Siempre en los medios José Tomás, hasta que se le fueron a toriles los dos toros. Apenas logró sacarlos de ellos. Ni proponérselo. Una chusca tanda de manoletinas al segundo pareció un brindis al sol. Ese toro, incierto y frenado, le pegó una voltereta en un cite con la zurda y José Tomás hizo lo que se esperaba: levantarse sin mirarse ni mayor aparato Antes de eso, con el capote, lo había toreado templadamente por delantales en un quite ligero. El desorden de las dos faenas, con sus buenos episodios sueltos -uno de las flores, un circular, el aguante de dos miradas al vientre- pareció deliberado a veces, aunque no lo fuera.

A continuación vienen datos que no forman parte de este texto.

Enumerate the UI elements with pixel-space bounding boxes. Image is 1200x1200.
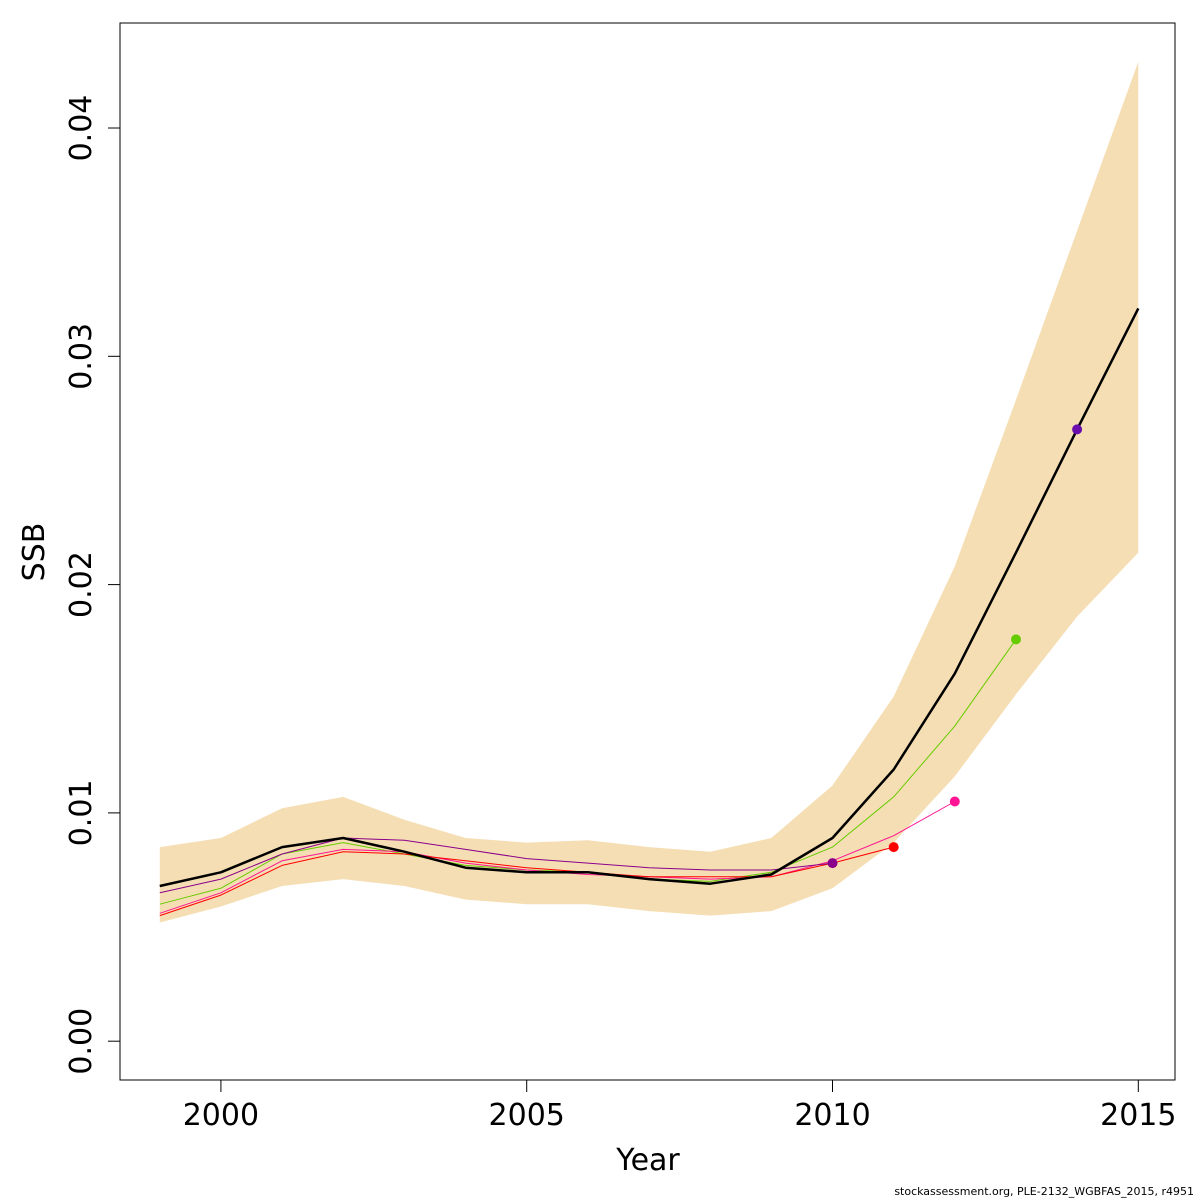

La fe con la espada, la gran apuesta. Todo, con la firma de su autor. Y el fervor insuperable de su gente.
Ni El Fundi ni El Capea fueron meros comparsas. En parte, porque sus toros atacaron mucho más que cualquiera de los del lote de José Tomás, y porque lo hicieron, en algunos momentos, muy inciertamente. El cuarto atropellaba; el primero, apenas picado, se vino arriba con díscola agresividad; el tercero, que se rajó en el momento menos pensado, sacó un fondo belicoso y pegajoso, desparramaba, se iba suelto de engaños; y, en fin, el sexto, cinqueño cumplido, fue el que mejor se asentó y mejor dejó estar. El Fundi se empleó a destajo y sin reservas, pero lo sorprendió mucho el aire incierto del cuarto, y le costó ajustarle las tuercas al primero. Fueron dos faenas de torero macho, con ilusión de torero nuevo. Dos peleas trabajosas, sin tiempos muertos. De la estocada del cuarto El Fundi salió perseguido y esa fue la guinda de tanta emoción.
El Capea no se arrugó. Salió sereno a su primer turno a pesar de que para entonces pesaba la corrida mucho y demostró su oficio seguro para librarse de las reposiciones del pegajoso tercero. La ocasión llegó al final. Al toro bueno de la corrida lo templó con la mano derecha en faena de autoridad, templada y gobernada. Por esa mano solamente, pero lo bastante como para volcar el ambiente o la plaza, que no fue sencillo. Con la plaza volcada, se sintió de verdad a gusto y, cuando tocó matar, se fue tras la espada sin pensar en nada que no fuera salir por la puerta grande.